Saat ini sudah tidak ada lagi guru paling hebat. Bahkan, guru bukan lagi satu satunya sumber belajar. Sebab, sumber belajar kali ini bisa didapat dari manapun. Harus, diakui jika tak mengikuti zaman guru akan tertinggal jauh dengan kemampuan murid.
Kini murid yang hanya duduk diam di kelas bisa jadi dia sedang belajar sendiri. Bahkan, senakal apapun murid justru dia punya banyak segudang ilmu.
Sebenarnya ini sudah menjadi rerasan umum. Guru bukan lagi aktor utama di kelas. Melainkan, dia adalah para fasilitator.
Guru yang memang kurang sempurna dalam sisi keilmuan sebaiknya tidak perlu menutup diri untuk belajar. Dari mana belajarnya. Murid. Sesungguhnya, guru bisa lebih banyak belajar dari para murid-muridnya. Ini terkesan aneh memang. Tapi, sejatinya perlu dicoba.

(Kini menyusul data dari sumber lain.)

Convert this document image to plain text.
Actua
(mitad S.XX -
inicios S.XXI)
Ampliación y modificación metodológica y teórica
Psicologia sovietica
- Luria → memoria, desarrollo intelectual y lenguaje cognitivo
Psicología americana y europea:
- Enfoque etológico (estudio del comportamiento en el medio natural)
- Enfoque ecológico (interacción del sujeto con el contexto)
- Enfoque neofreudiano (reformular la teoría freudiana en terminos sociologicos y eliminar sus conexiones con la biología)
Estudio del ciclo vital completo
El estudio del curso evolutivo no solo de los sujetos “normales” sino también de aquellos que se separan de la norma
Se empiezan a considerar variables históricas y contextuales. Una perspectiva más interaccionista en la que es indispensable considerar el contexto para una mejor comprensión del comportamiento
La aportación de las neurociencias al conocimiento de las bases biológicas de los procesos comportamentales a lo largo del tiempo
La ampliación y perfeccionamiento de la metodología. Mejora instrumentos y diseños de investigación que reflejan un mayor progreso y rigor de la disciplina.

Misalkan saja, jika ada guru yang tertinggal informaso akan kajian yang didapat. Maka, bisa saja meminta muridnya yang sudah membaca wacana itu untuk mengajaknya diskusi. Memang, kadang guru gengsinya tinggi. Hanya untuk sekedar bertanya terhadap murid.

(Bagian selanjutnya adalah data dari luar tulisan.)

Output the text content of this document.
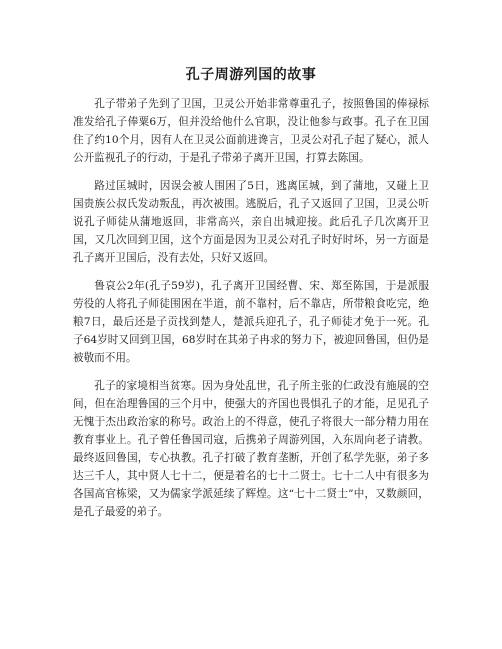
孔子周游列国的故事

孔子带弟子先到了卫国，卫灵公开始非常尊重孔子，按照鲁国的俸禄标准发给孔子俸粟6万，但并没给他什么官职，没让他参与政事。孔子在卫国住了约10个月，因有人在卫灵公面前进谗言，卫灵公对孔子起了疑心，派人公开监视孔子的行动，于是孔子带弟子离开卫国，打算去陈国。

路过匡城时，因误会被人围困了5日，逃离匡城，到了蒲地，又碰上卫国贵族公叔氏发动叛乱，再次被围。逃脱后，孔子又返回了卫国，卫灵公听说孔子师徒从蒲地返回，非常高兴，亲自出城迎接。此后孔子几次离开卫国，又几次回到卫国，这个方面是因为卫灵公对孔子时好时坏，另一方面是孔子离开卫国后，没有去处，只好又返回。

鲁哀公2年(孔子59岁)，孔子离开卫国经曹、宋、郑至陈国，于是派服劳役的人将孔子师徒围困在半道，前不靠村，后不靠店，所带粮食吃完，绝粮7日，最后还是子贡找到楚人，楚派兵迎孔子，孔子师徒才免于一死。孔子64岁时又回到卫国，68岁时在其弟子冉求的努力下，被迎回鲁国，但仍是被敬而不用。

孔子的家境相当贫寒。因为身处乱世，孔子所主张的仁政没有施展的空间，但在治理鲁国的三个月中，使强大的齐国也畏惧孔子的才能，足见孔子无愧于杰出政治家的称号。政治上的不得意，使孔子将很大一部分精力用在教育事业上。孔子曾任鲁国司寇，后携弟子周游列国，入东周向老子请教。最终返回鲁国，专心执教。孔子打破了教育垄断，开创了私学先驱，弟子多达三千人，其中贤人七十二，便是着名的七十二贤士。七十二人中有很多为各国高官栋梁，又为儒家学派延续了辉煌。这“七十二贤士”中，又数颜回，是孔子最爱的弟子。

Bahkan, jika ada guru salah dan dibenarkan atau bahkan dikritik maka guru tersebut akan marah. Inilah kondisi yang umum. Padahal, sekali lagi. Apa salahnya kita belajar dari para murid.
Ada beberapa hal yang menarik jika seorang guru belajar dari seorang muridnya. Selain informasi terbaru hingga teknologi yang ndak nutut dikejar guru. Murid akan dengan mudah menjelaskan ke guru tersebut. Nah, enaknya guru akan mendapatkan dan mendengarkan pengalaman murid. Justru, inilah pelajaran mahal yang harus didapat oleh guru.

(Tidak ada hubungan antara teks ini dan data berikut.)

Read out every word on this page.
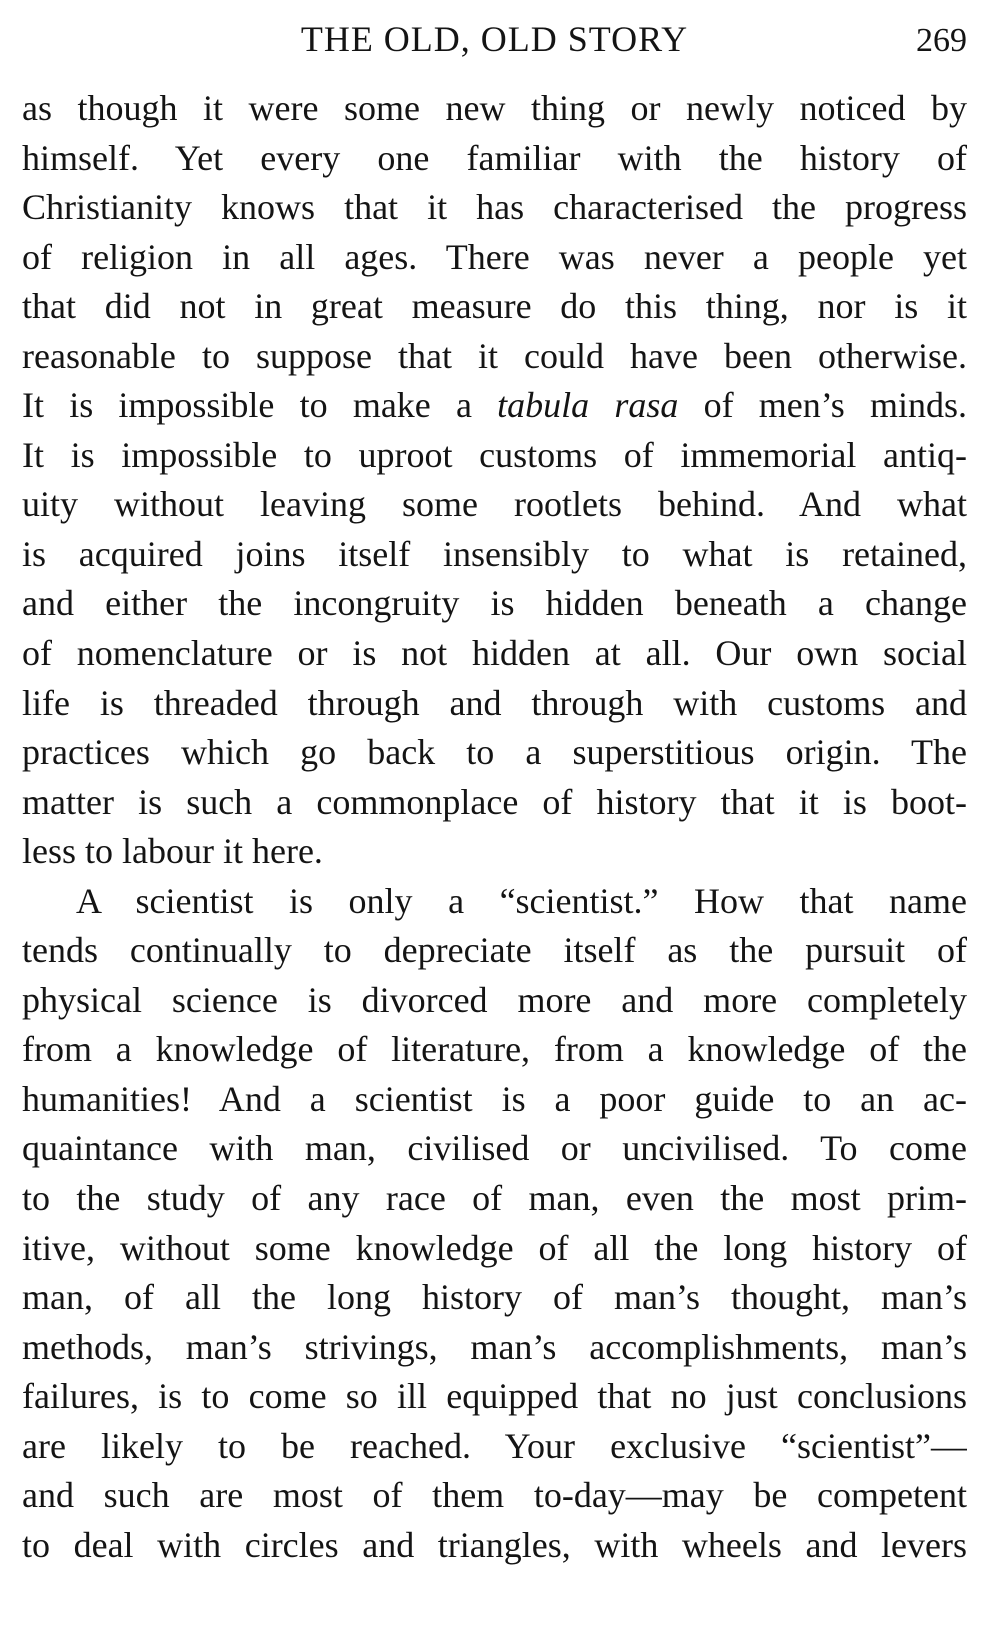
THE OLD, OLD STORY	269
as though it were some new thing or newly noticed by
himself. Yet every one familiar with the history of
Christianity knows that it has characterised the progress
of religion in all ages. There was never a people yet
that did not in great measure do this thing, nor is it
reasonable to suppose that it could have been otherwise.
It is impossible to make a tabula rasa of men’s minds.
It is impossible to uproot customs of immemorial antiq-
uity without leaving some rootlets behind. And what
is acquired joins itself insensibly to what is retained,
and either the incongruity is hidden beneath a change
of nomenclature or is not hidden at all. Our own social
life is threaded through and through with customs and
practices which go back to a superstitious origin. The
matter is such a commonplace of history that it is boot-
less to labour it here.
A scientist is only a “scientist.” How that name
tends continually to depreciate itself as the pursuit of
physical science is divorced more and more completely
from a knowledge of literature, from a knowledge of the
humanities! And a scientist is a poor guide to an ac-
quaintance with man, civilised or uncivilised. To come
to the study of any race of man, even the most prim-
itive, without some knowledge of all the long history of
man, of all the long history of man’s thought, man’s
methods, man’s strivings, man’s accomplishments, man’s
failures, is to come so ill equipped that no just conclusions
are likely to be reached. Your exclusive “scientist”—
and such are most of them to-day—may be competent
to deal with circles and triangles, with wheels and levers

Menjadi murid dari seorang murid. Bisa menambah wawasan karakter anak. Sebab, ego guru selalu saja besar. Merasa paling tahu dan bisa segalanya. Mengaku paling di atas murid. Sudahlah, itu dulu bagi murid yang memang tak banyak alternatif sumber belajar. Kini eranya berbeda.
Manfaat belajar dari murid selain memahami dunianya. Proses pembelajaran jadi lebih renyah. Seperti tidak ada sekat antara seorang guru dan murid. Kelas akan menjadi seperti sebuah keluarga. Dan, murid tidak menganggap guru sebagai momok yang menakutkan serta memberi beban.
Kisah seorang guru yang belajar dari seorang muridnya muncul dari cerita Kiai Hasyim Asyari dan Kiai Kholil Bangkalan. Semua orang tahu, Kiai Kholil adalah gurunya para kiai di Nusantara. Semua kiai pernah menjadi murid Kiai yang ada di Bangkalan ini. Termasuk Kiai Hasyim itu sendiri.
Suatu ketika, Kiai Kholil datang ke pesantren Tebuireng Jombang. Kiai Kholil enggan diistimewakan sebagai seorang guru. Beliau dawuh jika di Jombang saat itu dirinya adalah santri dari Kiao Hasyim. Jadi, tidak ingin dibedakan dengan santri lainnya.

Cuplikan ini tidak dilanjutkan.